All the stories come from the sea. They follow the rivers upstream, up brooks and burns until they reach the hilltops where the shepherds and the eagles carry them away to spread across the land. All the stories come from the sea.
Stories
Stories
I have become the stories that my parents told each other, nervous, excited, looking at the sky.
I am the stories that friends have woven and imagined, each new beginning another tale.
One day, one day, I will be the stories that my children more or less remember or in their own ages tell their own.
I was, will be, and am those stories.
Telling stories to not tell the truth
Joe’s family were great story tellers. And when they weren’t telling true stories, true but polished and embellished through the years and the retellings, they were making up stories to prick and provoke, cause brother to turn on cousin, son-in-law on another. The greatest compliment you could hear was that you could have two breastbones fighting.
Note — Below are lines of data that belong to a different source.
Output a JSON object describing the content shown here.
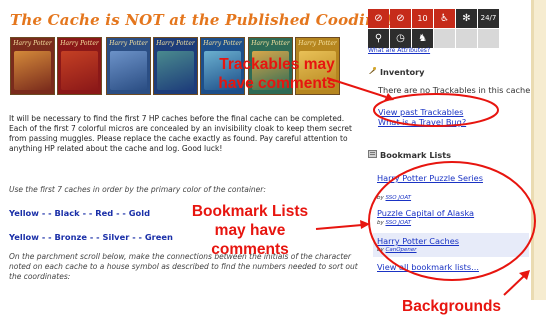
{
  "page": {
    "title": "The Cache is NOT at the Published Coodinates",
    "books": [
      {
        "label": "Harry Potter",
        "color": "#7a2b1c",
        "art": "#d48a3a"
      },
      {
        "label": "Harry Potter",
        "color": "#8b1818",
        "art": "#c44024"
      },
      {
        "label": "Harry Potter",
        "color": "#2b4e84",
        "art": "#6c92c8"
      },
      {
        "label": "Harry Potter",
        "color": "#1d3c7a",
        "art": "#4a8a8e"
      },
      {
        "label": "Harry Potter",
        "color": "#1d4f8a",
        "art": "#6bb0cf"
      },
      {
        "label": "Harry Potter",
        "color": "#2e6b55",
        "art": "#d9a74a"
      },
      {
        "label": "Harry Potter",
        "color": "#b6861f",
        "art": "#e9c157"
      }
    ],
    "intro": "It will be necessary to find the first 7 HP caches before the final cache can be completed. Each of the first 7 colorful micros are concealed by an invisibility cloak to keep them secret from passing muggles. Please replace the cache exactly as found. Pay careful attention to anything HP related about the cache and log. Good luck!",
    "order_note": "Use the first 7 caches in order by the primary color of the container:",
    "colors_line_1": "Yellow - - Black - - Red - - Gold",
    "colors_line_2": "Yellow - - Bronze - - Silver - - Green",
    "parchment_note": "On the parchment scroll below, make the connections between the initials of the character noted on each cache to a house symbol as described to find the numbers needed to sort out the coordinates:"
  },
  "sidebar": {
    "attributes_link": "What are Attributes?",
    "attributes": [
      {
        "icon": "no-dogs-icon",
        "glyph": "⊘",
        "tone": "red"
      },
      {
        "icon": "no-kids-icon",
        "glyph": "⊘",
        "tone": "red"
      },
      {
        "icon": "distance-icon",
        "glyph": "10",
        "tone": "red"
      },
      {
        "icon": "wheelchair-icon",
        "glyph": "♿",
        "tone": "red"
      },
      {
        "icon": "winter-icon",
        "glyph": "✻",
        "tone": "dark"
      },
      {
        "icon": "available-24-7-icon",
        "glyph": "24/7",
        "tone": "dark"
      },
      {
        "icon": "bicycle-icon",
        "glyph": "⚲",
        "tone": "dark"
      },
      {
        "icon": "clock-icon",
        "glyph": "◷",
        "tone": "dark"
      },
      {
        "icon": "dog-icon",
        "glyph": "♞",
        "tone": "dark"
      },
      {
        "icon": "blank-attribute-1",
        "glyph": "",
        "tone": "gray"
      },
      {
        "icon": "blank-attribute-2",
        "glyph": "",
        "tone": "gray"
      },
      {
        "icon": "blank-attribute-3",
        "glyph": "",
        "tone": "gray"
      }
    ],
    "inventory_title": "Inventory",
    "inventory_text": "There are no Trackables in this cache.",
    "view_trackables": "View past Trackables",
    "travel_bug": "What is a Travel Bug?",
    "bookmarks_title": "Bookmark Lists",
    "bookmarks": [
      {
        "name": "Harry Potter Puzzle Series",
        "by_prefix": "by",
        "owner": "SSO JOAT"
      },
      {
        "name": "Puzzle Capital of Alaska",
        "by_prefix": "by",
        "owner": "SSO JOAT"
      },
      {
        "name": "Harry Potter Caches",
        "by_prefix": "by",
        "owner": "CanOpener"
      }
    ],
    "view_all_bookmarks": "View all bookmark lists..."
  },
  "annotations": {
    "trackables": "Trackables may have comments",
    "bookmarks": "Bookmark Lists may have comments",
    "backgrounds": "Backgrounds"
  },
  "colors": {
    "title": "#e4761d",
    "link": "#1a33c4",
    "annotation": "#e7150f",
    "bookmark_highlight": "#e7ebf9",
    "background_stripe": "#f6ecd0"
  }
}
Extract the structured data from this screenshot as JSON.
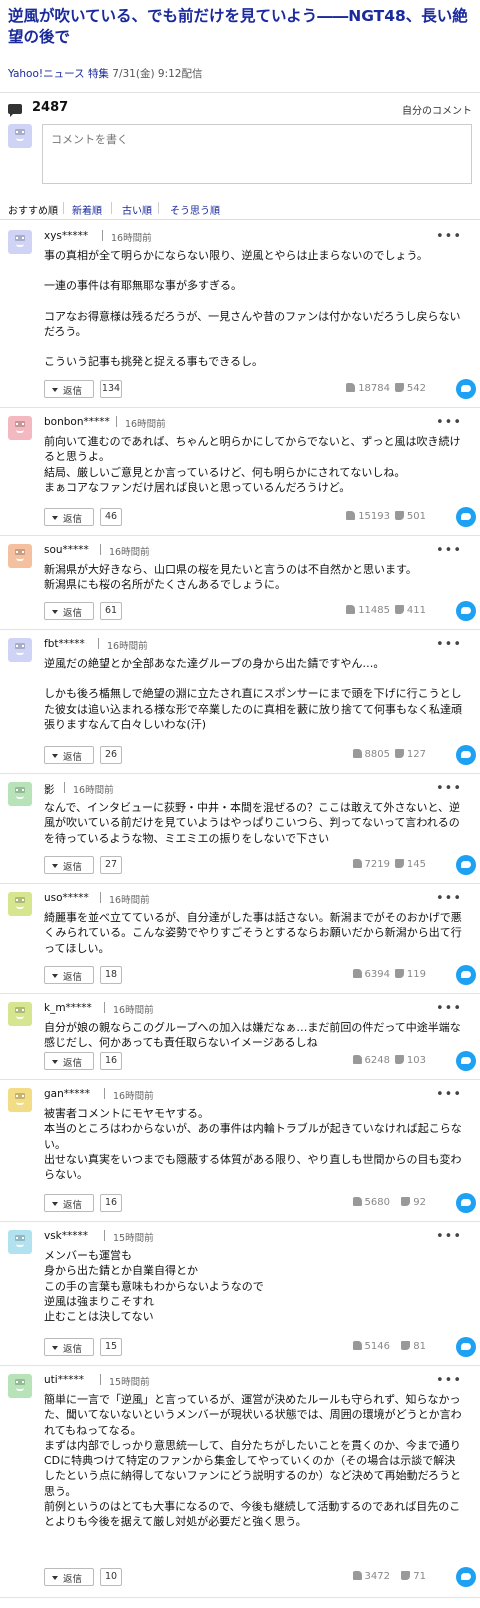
{
  "article": {
    "title": "逆風が吹いている、でも前だけを見ていよう――NGT48、長い絶望の後で",
    "source": "Yahoo!ニュース",
    "category": "特集",
    "date": "7/31(金) 9:12配信"
  },
  "comments_header": {
    "count": "2487",
    "my_comments_label": "自分のコメント",
    "input_placeholder": "コメントを書く"
  },
  "sort_options": [
    "おすすめ順",
    "新着順",
    "古い順",
    "そう思う順"
  ],
  "reply_label": "返信",
  "comments": [
    {
      "user": "xys*****",
      "time": "16時間前",
      "avatar_color": "#cfd3f5",
      "lines": [
        "事の真相が全て明らかにならない限り、逆風とやらは止まらないのでしょう。",
        "",
        "一連の事件は有耶無耶な事が多すぎる。",
        "",
        "コアなお得意様は残るだろうが、一見さんや昔のファンは付かないだろうし戻らないだろう。",
        "",
        "こういう記事も挑発と捉える事もできるし。"
      ],
      "replies": "134",
      "good": "18784",
      "bad": "542"
    },
    {
      "user": "bonbon*****",
      "time": "16時間前",
      "avatar_color": "#f3b8c0",
      "lines": [
        "前向いて進むのであれば、ちゃんと明らかにしてからでないと、ずっと風は吹き続けると思うよ。",
        "結局、厳しいご意見とか言っているけど、何も明らかにされてないしね。",
        "まぁコアなファンだけ居れば良いと思っているんだろうけど。"
      ],
      "replies": "46",
      "good": "15193",
      "bad": "501"
    },
    {
      "user": "sou*****",
      "time": "16時間前",
      "avatar_color": "#f5c09f",
      "lines": [
        "新潟県が大好きなら、山口県の桜を見たいと言うのは不自然かと思います。",
        "新潟県にも桜の名所がたくさんあるでしょうに。"
      ],
      "replies": "61",
      "good": "11485",
      "bad": "411"
    },
    {
      "user": "fbt*****",
      "time": "16時間前",
      "avatar_color": "#cfd3f5",
      "lines": [
        "逆風だの絶望とか全部あなた達グループの身から出た錆ですやん…。",
        "",
        "しかも後ろ楯無しで絶望の淵に立たされ直にスポンサーにまで頭を下げに行こうとした彼女は追い込まれる様な形で卒業したのに真相を藪に放り捨てて何事もなく私達頑張りますなんて白々しいわな(汗)"
      ],
      "replies": "26",
      "good": "8805",
      "bad": "127"
    },
    {
      "user": "影",
      "time": "16時間前",
      "avatar_color": "#b8e3b8",
      "lines": [
        "なんで、インタビューに荻野・中井・本間を混ぜるの？ここは敢えて外さないと、逆風が吹いている前だけを見ていようはやっぱりこいつら、判ってないって言われるのを待っているような物、ミエミエの振りをしないで下さい"
      ],
      "replies": "27",
      "good": "7219",
      "bad": "145"
    },
    {
      "user": "uso*****",
      "time": "16時間前",
      "avatar_color": "#d6e58f",
      "lines": [
        "綺麗事を並べ立てているが、自分達がした事は話さない。新潟までがそのおかげで悪くみられている。こんな姿勢でやりすごそうとするならお願いだから新潟から出て行ってほしい。"
      ],
      "replies": "18",
      "good": "6394",
      "bad": "119"
    },
    {
      "user": "k_m*****",
      "time": "16時間前",
      "avatar_color": "#d6e58f",
      "lines": [
        "自分が娘の親ならこのグループへの加入は嫌だなぁ…まだ前回の件だって中途半端な感じだし、何かあっても責任取らないイメージあるしね"
      ],
      "replies": "16",
      "good": "6248",
      "bad": "103"
    },
    {
      "user": "gan*****",
      "time": "16時間前",
      "avatar_color": "#f2dc86",
      "lines": [
        "被害者コメントにモヤモヤする。",
        "本当のところはわからないが、あの事件は内輪トラブルが起きていなければ起こらない。",
        "出せない真実をいつまでも隠蔽する体質がある限り、やり直しも世間からの目も変わらない。"
      ],
      "replies": "16",
      "good": "5680",
      "bad": "92"
    },
    {
      "user": "vsk*****",
      "time": "15時間前",
      "avatar_color": "#b2e1f0",
      "lines": [
        "メンバーも運営も",
        "身から出た錆とか自業自得とか",
        "この手の言葉も意味もわからないようなので",
        "逆風は強まりこそすれ",
        "止むことは決してない"
      ],
      "replies": "15",
      "good": "5146",
      "bad": "81"
    },
    {
      "user": "uti*****",
      "time": "15時間前",
      "avatar_color": "#b8e3b8",
      "lines": [
        "簡単に一言で「逆風」と言っているが、運営が決めたルールも守られず、知らなかった、聞いてないないというメンバーが現状いる状態では、周囲の環境がどうとか言われてもねってなる。",
        "まずは内部でしっかり意思統一して、自分たちがしたいことを貫くのか、今まで通りCDに特典つけて特定のファンから集金してやっていくのか（その場合は示談で解決したという点に納得してないファンにどう説明するのか）など決めて再始動だろうと思う。",
        "前例というのはとても大事になるので、今後も継続して活動するのであれば目先のことよりも今後を据えて厳し対処が必要だと強く思う。"
      ],
      "replies": "10",
      "good": "3472",
      "bad": "71"
    }
  ]
}
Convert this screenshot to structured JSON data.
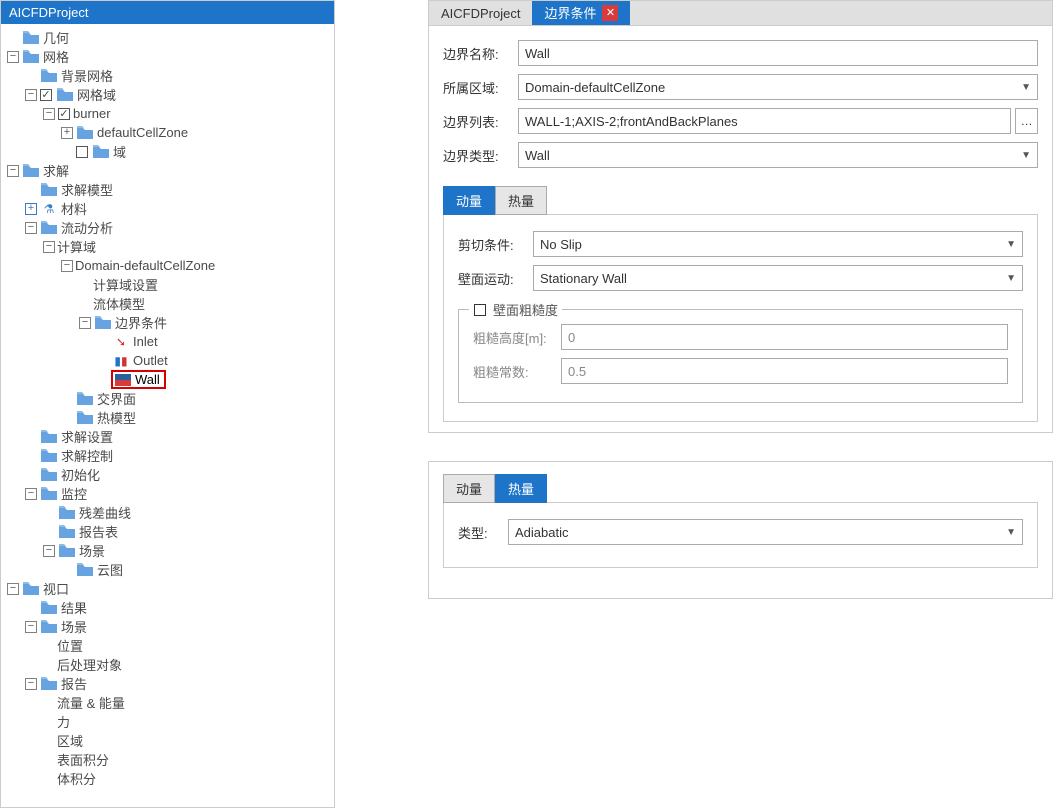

And the talking and the drinking and the telling went on, night by night, and year by year, even the youngsters being drawn away from their games, their chat with friends, their posting and defacing of photos. The arguments were clever and sly, the language a cutlass wrapped in the sweetest roses, the pauses for breath always in the middle of a phrase. Holding the table was holding your own, if you didn’t talk over you went under and were held there.
But the talking and the telling hid the missing, hid the gaping, hid the empty. There were stories but no feelings, flat stones skipping on the surface of the sea. Feelings were beyond the bounds of the storyteller or the story hearer, too deep and dangerous to sparkle and enchant. Black art.
So Joe told stories and was good at it and made a life of it, a good life of it it seemed, and came to the end, like all of us, eventually. And when he wondered at the end if his story had been a good one, he realised he did not know.
The day the stories were forgotten
The day the stories were forgotten dawned brightly. The wind blew cold from the west and the sun sank again, back to the east from a hands breadth above the horizon. Night came again and stayed for an hour. When the sun rose again, cold and bright again, all the stories had been forgotten.
So many stories
“Hello.”
“You’re three minutes late.”
The story started with the words
The man sat down and thought of all the stories he could tell. Then he thought again and crossed out the words ‘the man’. That was not right.
He. He’d put ‘he’ instead. He sat down (again) and thought of all the stories he could tell. But but but. But if he wrote ‘he’, people would think it was about him. About the man. How about ‘she’?
She sat down and thought of all the stories she could tell. She was a normal person, unremarkable; perhaps for this she had never been described. Her stories though were many; too many.
She sat down (again) and thought of just one story, one she knew well, one she knew forever. To tell it though would be difficult, she (and he) both thought.
They sat down together and had no need for stories. They were their own story, the beginning clear and cloudy and the future curving softly grey before them.